Both companies now emphasize much different areas, taking advantage of new trends to hang on to their leadership roles. As the market starts to get choppier, investors want to know which of these stocks is a smarter pick right now. Let's take a look at how Intel and Texas Instruments compare on some key metrics to see which deserves more of your attention.
Valuation and stock performance
Both TI and Intel have been on an upswing lately, but Intel has earned the stronger returns over the past year. Since April 2018, Intel has generated returns of nearly 50%, compared to the still-impressive 33% gains for Texas Instruments stock.
Ordinarily, one would expect that a stock that has risen more would carry a higher valuation, but that hasn't been the case with Intel. The stock trades at about 26 times trailing earnings, compared to a trailing multiple of 29 for Texas Instruments. Those figures aren't entirely trustworthy because of recent one-time impacts on earnings from tax reform and other extraordinary events. However, the story only get more compelling when you look at valuations based on near-term future earnings forecasts. TI's forward multiple is above 18, while Intel trades for less than 14 times forward earnings. Intel has both momentum and attractive valuations, giving it the edge over Texas Instruments in this area.
It's almost uncanny how similar Intel and Texas Instruments look at first glance on the dividend front. The stocks have current dividend yields that are almost identical at 2.4%, making them roughly equivalent in the eyes of those who prioritize income right now.
Both stocks also look similar on other dividend-related factors. Both pay around 55% to 60% of their earnings to shareholders as dividends, and both have put together good track records of dividend growth. More recently, though, the edge has gone to TI, which has been a lot more aggressive about boosting its payout than its industry peer. In just the past two years alone, Texas Instruments has delivered annual increases of 24% and 32%. That's a lot stronger than the 10% and 5% increases that Intel has delivered over the same time period. Based on that, the edge on dividends goes to TI over Intel.
Growth prospects and risks
Growth has been important in driving stock performance for both of these companies, and Intel and Texas Instruments expect further successes. For Intel, the biggest challenge has been doing its best to hold on to the legacy revenue and profits that its personal computer prowess continues to generate while also moving into areas with more of a future. Data center processors were a natural evolution for Intel's chipmaking expertise, and Intel has also identified key areas like flash memory as having good prospects to put its manufacturing capabilities to work effectively. Demand for graphics processors has led Intel to move in that direction as well, even though it faces a monumental task in catching up to rivals that have a big head start in the graphics niche. Given the very cyclical nature of memory chips, it'll be important for Intel to look at network and graphics processing as ways to nail down more consistent sales flows and regain its status as a leading player at the forefront of chip design and manufacturing.

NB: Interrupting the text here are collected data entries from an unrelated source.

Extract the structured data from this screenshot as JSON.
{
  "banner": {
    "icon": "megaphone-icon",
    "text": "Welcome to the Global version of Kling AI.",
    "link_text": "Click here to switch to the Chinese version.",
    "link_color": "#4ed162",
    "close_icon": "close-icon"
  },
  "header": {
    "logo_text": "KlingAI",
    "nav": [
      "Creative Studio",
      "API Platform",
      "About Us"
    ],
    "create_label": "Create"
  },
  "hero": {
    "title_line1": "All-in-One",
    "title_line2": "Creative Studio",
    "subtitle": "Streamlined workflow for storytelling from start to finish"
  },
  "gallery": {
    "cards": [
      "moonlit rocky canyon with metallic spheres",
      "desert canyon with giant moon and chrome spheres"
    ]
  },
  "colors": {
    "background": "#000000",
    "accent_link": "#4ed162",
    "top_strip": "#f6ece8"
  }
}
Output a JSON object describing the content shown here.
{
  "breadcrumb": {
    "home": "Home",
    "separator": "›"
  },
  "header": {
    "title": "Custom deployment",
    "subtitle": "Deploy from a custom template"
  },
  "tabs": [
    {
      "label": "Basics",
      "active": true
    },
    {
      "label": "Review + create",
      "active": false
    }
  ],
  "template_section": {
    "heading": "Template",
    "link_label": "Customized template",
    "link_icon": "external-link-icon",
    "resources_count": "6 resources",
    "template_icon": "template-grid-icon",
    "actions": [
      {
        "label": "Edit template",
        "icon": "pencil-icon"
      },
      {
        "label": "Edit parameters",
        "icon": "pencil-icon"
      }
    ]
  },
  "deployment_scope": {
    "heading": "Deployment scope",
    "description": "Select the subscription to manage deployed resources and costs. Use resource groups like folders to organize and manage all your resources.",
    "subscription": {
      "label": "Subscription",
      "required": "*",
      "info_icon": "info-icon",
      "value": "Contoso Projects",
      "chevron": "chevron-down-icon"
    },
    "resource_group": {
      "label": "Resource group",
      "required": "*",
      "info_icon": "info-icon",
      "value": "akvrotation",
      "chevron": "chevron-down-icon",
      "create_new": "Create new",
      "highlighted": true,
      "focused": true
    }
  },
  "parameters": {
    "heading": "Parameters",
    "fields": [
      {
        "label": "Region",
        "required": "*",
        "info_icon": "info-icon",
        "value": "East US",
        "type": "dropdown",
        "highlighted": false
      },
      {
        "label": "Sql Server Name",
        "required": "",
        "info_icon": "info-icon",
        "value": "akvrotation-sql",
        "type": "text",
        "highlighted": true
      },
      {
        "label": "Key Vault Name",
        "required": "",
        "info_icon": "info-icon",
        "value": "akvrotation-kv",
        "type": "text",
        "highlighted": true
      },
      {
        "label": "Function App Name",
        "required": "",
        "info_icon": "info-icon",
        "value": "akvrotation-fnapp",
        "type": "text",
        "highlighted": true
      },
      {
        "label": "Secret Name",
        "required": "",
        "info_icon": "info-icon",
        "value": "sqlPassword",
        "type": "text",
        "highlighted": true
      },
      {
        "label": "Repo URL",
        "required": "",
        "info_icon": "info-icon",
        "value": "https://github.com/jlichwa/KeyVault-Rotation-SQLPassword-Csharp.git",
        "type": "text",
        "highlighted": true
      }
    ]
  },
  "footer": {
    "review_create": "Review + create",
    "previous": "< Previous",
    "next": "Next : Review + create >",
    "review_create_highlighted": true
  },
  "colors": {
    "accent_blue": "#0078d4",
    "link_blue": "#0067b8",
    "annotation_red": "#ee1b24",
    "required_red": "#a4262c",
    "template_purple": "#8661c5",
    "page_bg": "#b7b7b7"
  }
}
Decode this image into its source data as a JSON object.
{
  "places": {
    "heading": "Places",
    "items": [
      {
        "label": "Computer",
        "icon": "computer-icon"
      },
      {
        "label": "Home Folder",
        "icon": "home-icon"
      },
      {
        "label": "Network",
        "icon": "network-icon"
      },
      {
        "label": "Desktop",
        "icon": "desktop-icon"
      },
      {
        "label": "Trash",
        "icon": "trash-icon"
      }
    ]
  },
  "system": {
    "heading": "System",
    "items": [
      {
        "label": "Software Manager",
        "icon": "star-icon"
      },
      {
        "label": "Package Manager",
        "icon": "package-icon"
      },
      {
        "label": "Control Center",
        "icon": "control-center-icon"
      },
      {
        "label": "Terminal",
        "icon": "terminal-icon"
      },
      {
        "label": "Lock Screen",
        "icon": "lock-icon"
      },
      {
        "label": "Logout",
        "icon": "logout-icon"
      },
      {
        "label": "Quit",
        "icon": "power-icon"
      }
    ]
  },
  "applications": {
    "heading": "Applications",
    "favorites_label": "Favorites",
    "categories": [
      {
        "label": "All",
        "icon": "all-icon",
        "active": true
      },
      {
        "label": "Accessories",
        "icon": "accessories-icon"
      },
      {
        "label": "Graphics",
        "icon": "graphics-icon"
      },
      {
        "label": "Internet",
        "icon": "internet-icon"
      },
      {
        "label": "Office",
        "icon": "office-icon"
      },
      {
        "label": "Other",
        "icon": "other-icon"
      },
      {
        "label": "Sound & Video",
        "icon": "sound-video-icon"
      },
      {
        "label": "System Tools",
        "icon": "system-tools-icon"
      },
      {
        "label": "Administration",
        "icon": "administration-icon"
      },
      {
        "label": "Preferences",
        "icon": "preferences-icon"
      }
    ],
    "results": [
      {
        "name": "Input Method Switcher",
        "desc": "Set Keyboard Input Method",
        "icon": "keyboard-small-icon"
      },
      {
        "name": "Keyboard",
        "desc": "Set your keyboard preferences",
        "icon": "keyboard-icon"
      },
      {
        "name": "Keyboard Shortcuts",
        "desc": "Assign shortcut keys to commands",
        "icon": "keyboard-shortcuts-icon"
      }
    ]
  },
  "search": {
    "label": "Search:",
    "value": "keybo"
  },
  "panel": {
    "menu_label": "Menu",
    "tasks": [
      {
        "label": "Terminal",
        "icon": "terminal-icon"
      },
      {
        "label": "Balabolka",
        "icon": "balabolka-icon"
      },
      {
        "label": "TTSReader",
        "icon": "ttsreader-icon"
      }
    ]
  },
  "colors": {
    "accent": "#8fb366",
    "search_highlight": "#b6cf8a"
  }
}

Texas Instruments redefined itself by focusing on the analog and embedded microchip market, and it has become a leader in that particular tech niche. Some criticize the company because it hasn't been as aggressive as some of its peers in moving into the hottest areas of the tech market, such as artificial intelligence. Yet the products that TI produces will be essential in pushing forward initiatives like self-driving technology and the Internet of Things, and the chipmaker has put itself in position to maximize profit margin on essential product lines and share that bounty with its investors.
Both Intel and Texas Instruments have done a good job of figuring out how to move forward with a new business focus. Intel has a slight edge over Texas Instruments because of its cheaper valuation and more aggressive stance toward staying on the cutting edge, but there's a definite argument to be made that conservative investors would prefer the reliable and predictable business success that Texas Instruments has achieved and is likely to keep delivering for years to come.